O veterano brasileiro, de 72 anos, e a faceira lisboeta, de 31, são autores de proeza rara. 'Cais', 'Encontros e despedidas', 'Nada será como antes' e até a megabatida 'Caçador de mim' se renovaram lindamente à luz do fado. O Clube da Esquina virou Clube do Tejo. Apaixonado por Portugal, o letrista Fernando Brant, que morreu em junho,  adoraria esse show. O dueto em 'Encontros e despedidas', obra-prima de Brant, ficou simplesmente arrebatador. Assim como tirou o fôlego a versão de Carminho e Milton para 'Sobre todas as coisas', de Chico Buarque e Edu Lobo (“Pelo amor de Deus/ Não vê que isso é pecado, desprezar quem lhe quer bem...”).

Carminho, em seu momento solo, conduz por uma viagem sonora além-mar, apresentando canções de seu repertório cheio de faceirice e drama. Foi ovacionada ao interpretar, a capela, o fado 'De mim para ninguém'. Outra joia em seu vozeirão: 'Chuva do mar' (Marisa Monte e Arnaldo Antunes). Simpática e falante, ela explicou que o oceano é o esteio do fado. Aliás, Meu amor marinheiro até parece feita para nós, mineiros. Diz assim: “Tenho ciúmes das verdes ondas do mar/ que teimam em querer beijar/ teu corpo erguido às marés”. Ok, não temos praia mesmo, mas temos Milton Nascimento, autor de 'Cais' e 'Canção do sal'... E jabuticabas, que encantaram a ilustre visitante.

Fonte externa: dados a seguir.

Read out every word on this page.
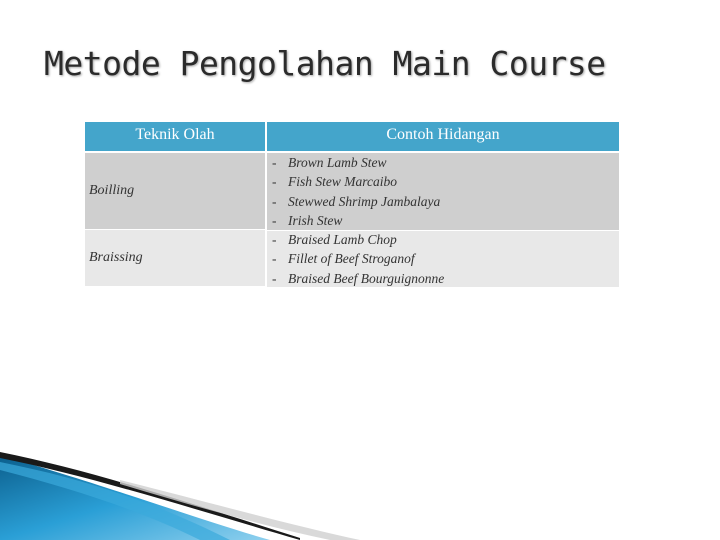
Metode Pengolahan Main Course
Teknik Olah	Contoh Hidangan
Boilling
Braissing
- Brown Lamb Stew
- Fish Stew Marcaibo
- Stewwed Shrimp Jambalaya
- Irish Stew
- Braised Lamb Chop
- Fillet of Beef Stroganof
- Braised Beef Bourguignonne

DONA LÍLIA No momento dueto, Milton e Carminho brindaram a felizarda plateia com delicadezas lusitanas. Lília, mãe de Bituca, ensinou a ele o fado 'Rosinha dos limões', que a cantora portuguesa Ester de Abreu divulgou por aqui nos anos 1950. Como bom rapaz três-pontano, o educado anfitrião soltou a voz em 'As pedras da minha rua', assinada por sua convidada. Dramática e romantiquíssima, diz assim: “Não pisaste mais as pedras/ As pedras da rua/ Hoje piso-as sem saber/ Se ainda sou tua”.

Em seu momento solo, Milton remexeu o baú. Voltou com 'Cio da terra', 'Idolatrada', 'Me deixa em paz' e 'Sueño con serpientes'. A voz já não é a mesma daqueles tempos de chumbo em que censores pensaram em cortar dos discos não apenas as letras, mas os arrebatadores vocalises do filho de dona Lília. Fez escuro, mas ele cantou para nós. Assim como vem fazendo aos 72 anos, a passos lentos no palco.

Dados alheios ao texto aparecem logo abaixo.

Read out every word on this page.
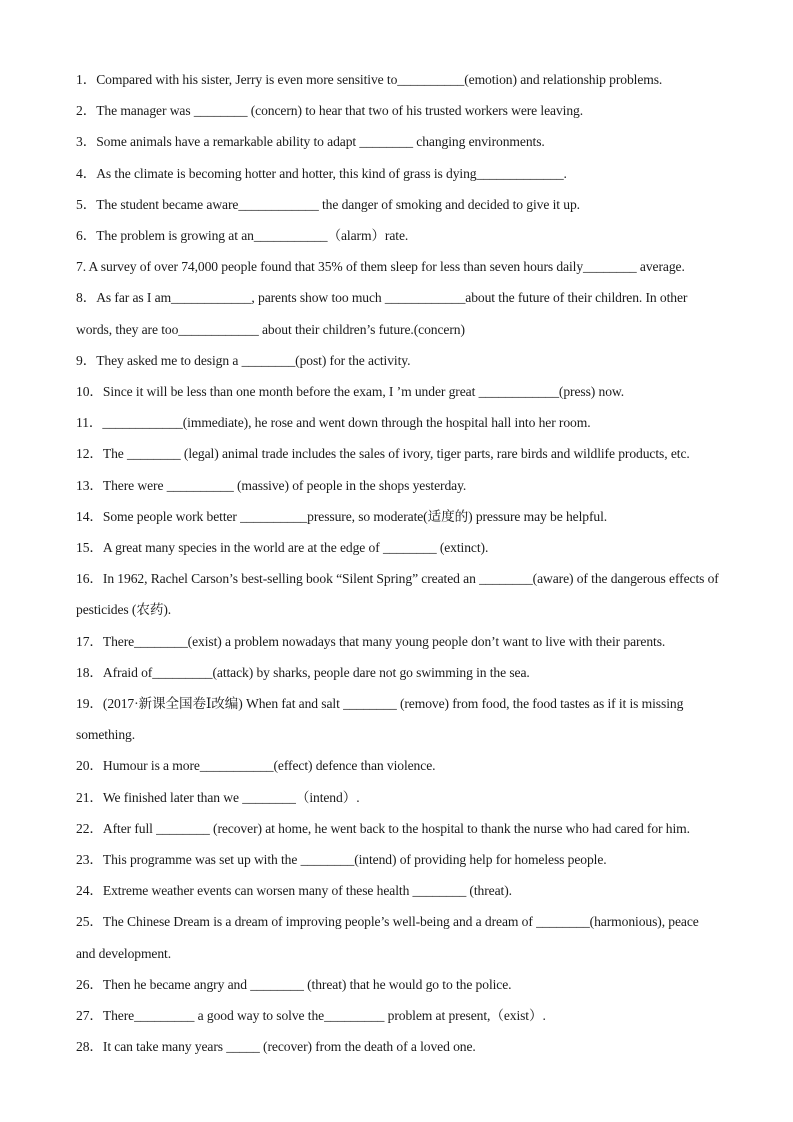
1．Compared with his sister, Jerry is even more sensitive to__________(emotion) and relationship problems.

2．The manager was ________ (concern) to hear that two of his trusted workers were leaving.

3．Some animals have a remarkable ability to adapt ________ changing environments.

4．As the climate is becoming hotter and hotter, this kind of grass is dying_____________.

5．The student became aware____________ the danger of smoking and decided to give it up.

6．The problem is growing at an___________（alarm）rate.

7. A survey of over 74,000 people found that 35% of them sleep for less than seven hours daily________ average.

8．As far as I am____________, parents show too much ____________about the future of their children. In other words, they are too____________ about their children’s future.(concern)

9．They asked me to design a ________(post) for the activity.

10．Since it will be less than one month before the exam, I ’m under great ____________(press) now.

11．____________(immediate), he rose and went down through the hospital hall into her room.

12．The ________ (legal) animal trade includes the sales of ivory, tiger parts, rare birds and wildlife products, etc.

13．There were __________ (massive) of people in the shops yesterday.

14．Some people work better __________pressure, so moderate(适度的) pressure may be helpful.

15．A great many species in the world are at the edge of ________ (extinct).

16．In 1962, Rachel Carson’s best-selling book “Silent Spring” created an ________(aware) of the dangerous effects of pesticides (农药).

17．There________(exist) a problem nowadays that many young people don’t want to live with their parents.

18．Afraid of_________(attack) by sharks, people dare not go swimming in the sea.

19．(2017·新课全国卷Ⅰ改编) When fat and salt ________ (remove) from food, the food tastes as if it is missing something.

20．Humour is a more___________(effect) defence than violence.

21．We finished later than we ________（intend）.

22．After full ________ (recover) at home, he went back to the hospital to thank the nurse who had cared for him.

23．This programme was set up with the ________(intend) of providing help for homeless people.

24．Extreme weather events can worsen many of these health ________ (threat).

25．The Chinese Dream is a dream of improving people’s well-being and a dream of ________(harmonious), peace and development.

26．Then he became angry and ________ (threat) that he would go to the police.

27．There_________ a good way to solve the_________ problem at present,（exist）.

28．It can take many years _____ (recover) from the death of a loved one.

Para quem acha que o moço vai se acomodar no olimpo outonal da MPB, é bom lembrar que a aposentadoria está longe. 'Dez anjos', parceria dele com o rapper Criolo, é a faixa mais bonita de 'Estratosférica', o último disco de Gal Costa. O jovem Dani Black acaba de mandar para a rede o clipe 'Maior', dueto com Milton.

Isso posto, não tem conversa: a revelação desse novo Bituca, o fadista, não pode se limitar a privilégio de quem teve a sorte de vê-lo cantar com Carminho. Se o disco desses dois não sair, aí, sim, é caso de panelaço!